While the environmental indicators by the Diamond Alkali site are concerning on their own, they can be further explained when considering the demographic information of that area. The site is a majority-minority site with a minority population in the 89th country-wide percentile, 82nd regional percentile, and 87th state percentile. In addition to having a majority-minority population, the site is home to a low-income population, residents who have less than a high school education and are linguistically isolated. According to the data, people in this area are in the 97th country-wide percentile, 98th regional percentile, and 99th state percentile for low-income populations. In addition, they are in the 83rd country-wide percentile, 71st regional percentile, and 74th state percentile when it comes to linguistic isolation and are in the 94th regional and country-wide (96th state) percentile having less than a high school education.
The data supports the conclusion that people in this site are minorities, who often lack a high school education and suffer from the disadvantage of not speaking English. Understanding the population demographics of the area helps to explain why such the Diamond Alkali site continues to be a problem. The people who live closest to it, and are therefore impact the most, are people who cannot fight for themselves as well as other groups of people. A lack of education and the language barrier would be significant hurdles to overcome in their own right- add the fact that these people are minority groups, and it’s a surprise anything has been done to try and rectify the problems brought about by Agent Orange.

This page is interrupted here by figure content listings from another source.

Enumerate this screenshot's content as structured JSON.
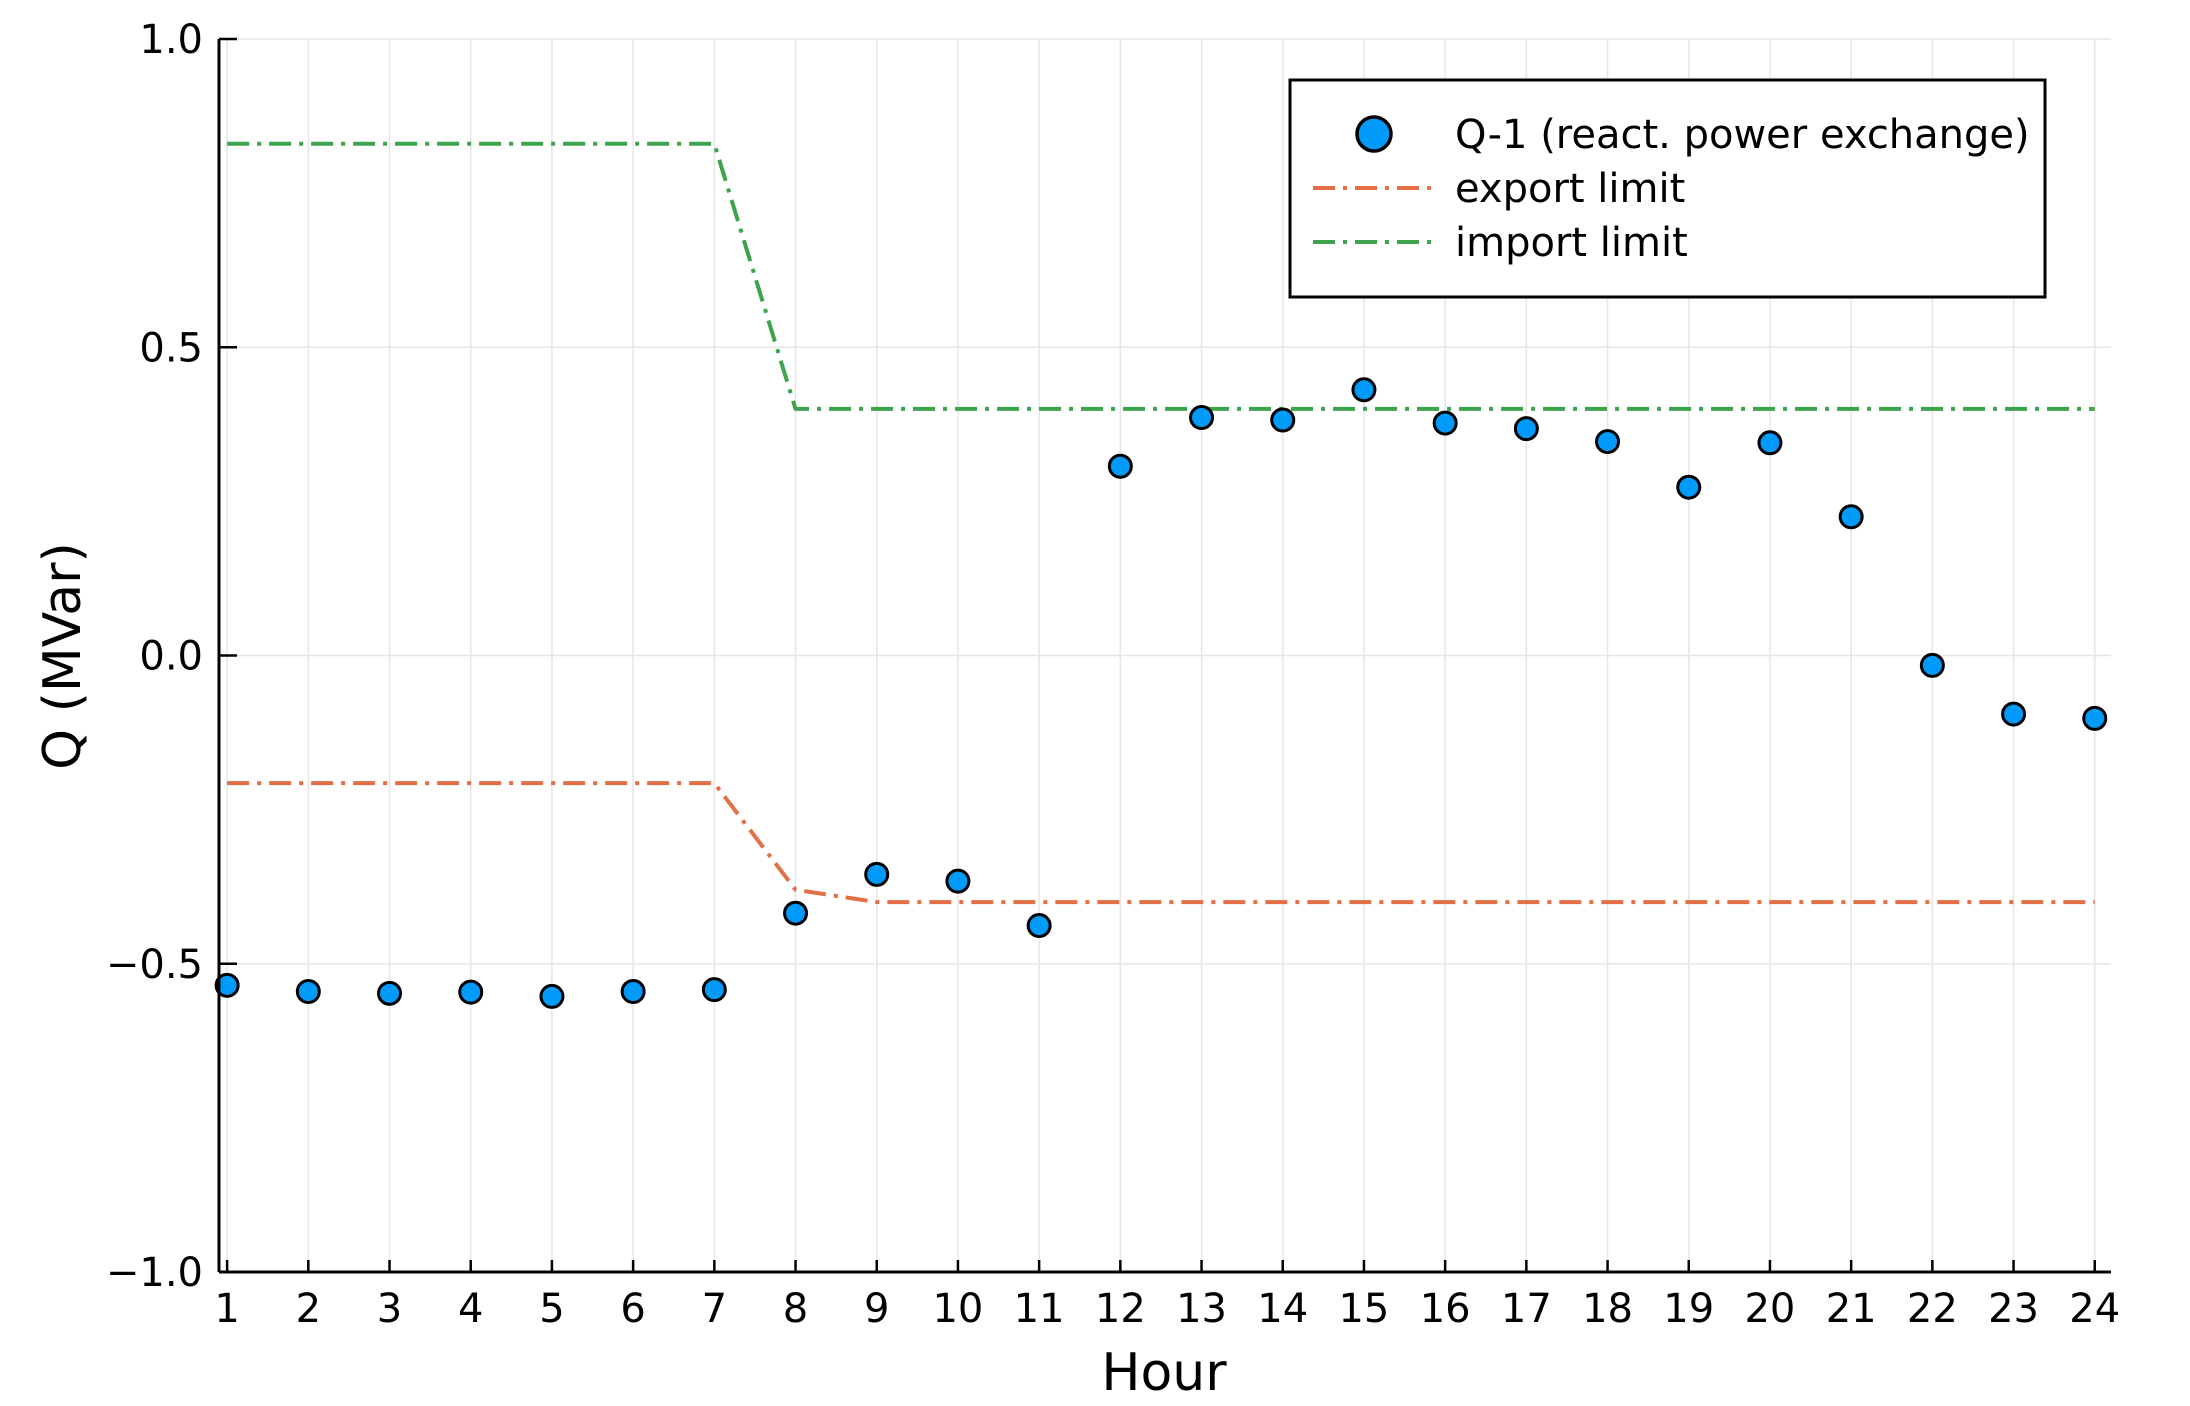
{
  "chart_data": {
    "type": "scatter",
    "title": "",
    "xlabel": "Hour",
    "ylabel": "Q (MVar)",
    "xlim": [
      0.9,
      24.2
    ],
    "ylim": [
      -1.0,
      1.0
    ],
    "grid": true,
    "legend_position": "top-right",
    "x": [
      1,
      2,
      3,
      4,
      5,
      6,
      7,
      8,
      9,
      10,
      11,
      12,
      13,
      14,
      15,
      16,
      17,
      18,
      19,
      20,
      21,
      22,
      23,
      24
    ],
    "x_tick_labels": [
      "1",
      "2",
      "3",
      "4",
      "5",
      "6",
      "7",
      "8",
      "9",
      "10",
      "11",
      "12",
      "13",
      "14",
      "15",
      "16",
      "17",
      "18",
      "19",
      "20",
      "21",
      "22",
      "23",
      "24"
    ],
    "y_ticks": [
      -1.0,
      -0.5,
      0.0,
      0.5,
      1.0
    ],
    "y_tick_labels": [
      "−1.0",
      "−0.5",
      "0.0",
      "0.5",
      "1.0"
    ],
    "series": [
      {
        "name": "Q-1 (react. power exchange)",
        "kind": "scatter",
        "color": "#009AFA",
        "values": [
          -0.535,
          -0.545,
          -0.548,
          -0.546,
          -0.553,
          -0.545,
          -0.542,
          -0.418,
          -0.355,
          -0.366,
          -0.438,
          0.307,
          0.386,
          0.382,
          0.431,
          0.377,
          0.368,
          0.347,
          0.273,
          0.345,
          0.225,
          -0.016,
          -0.095,
          -0.102
        ]
      },
      {
        "name": "export limit",
        "kind": "line",
        "style": "dashdot",
        "color": "#E26F46",
        "values": [
          -0.207,
          -0.207,
          -0.207,
          -0.207,
          -0.207,
          -0.207,
          -0.207,
          -0.38,
          -0.4,
          -0.4,
          -0.4,
          -0.4,
          -0.4,
          -0.4,
          -0.4,
          -0.4,
          -0.4,
          -0.4,
          -0.4,
          -0.4,
          -0.4,
          -0.4,
          -0.4,
          -0.4
        ]
      },
      {
        "name": "import limit",
        "kind": "line",
        "style": "dashdot",
        "color": "#3DA44D",
        "values": [
          0.83,
          0.83,
          0.83,
          0.83,
          0.83,
          0.83,
          0.83,
          0.4,
          0.4,
          0.4,
          0.4,
          0.4,
          0.4,
          0.4,
          0.4,
          0.4,
          0.4,
          0.4,
          0.4,
          0.4,
          0.4,
          0.4,
          0.4,
          0.4
        ]
      }
    ]
  }
}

Considering that the Diamond Alkali location was added to the Superfund Priorities List in 1984, there is no justifiable reason that can be used to explain why, 35 years later, the site’s toxicity is still affecting the lives of Newark residents. When it comes to environmental injustice, the data clearly supports the idea that environmental injustice takes place in poor, minority areas. The site is no different. What is important to understand when it comes to this site, is that Newark residents are not the only people who continue to suffer from the environmental effects of Agent Orange: Vietnamese people continue to suffer from the toxicity of Agent Orange as well. While the data supports the idea of a transnational history between Newark residents of the Vietnamese people, it also shows that the story of Agent Orange has still not ended.
1 “Glossary of EJSCREEN Terms.” EPA. November 3, 2019.
3 “Glossary of EJSCREEN Terms.” EPA. November 3, 2019.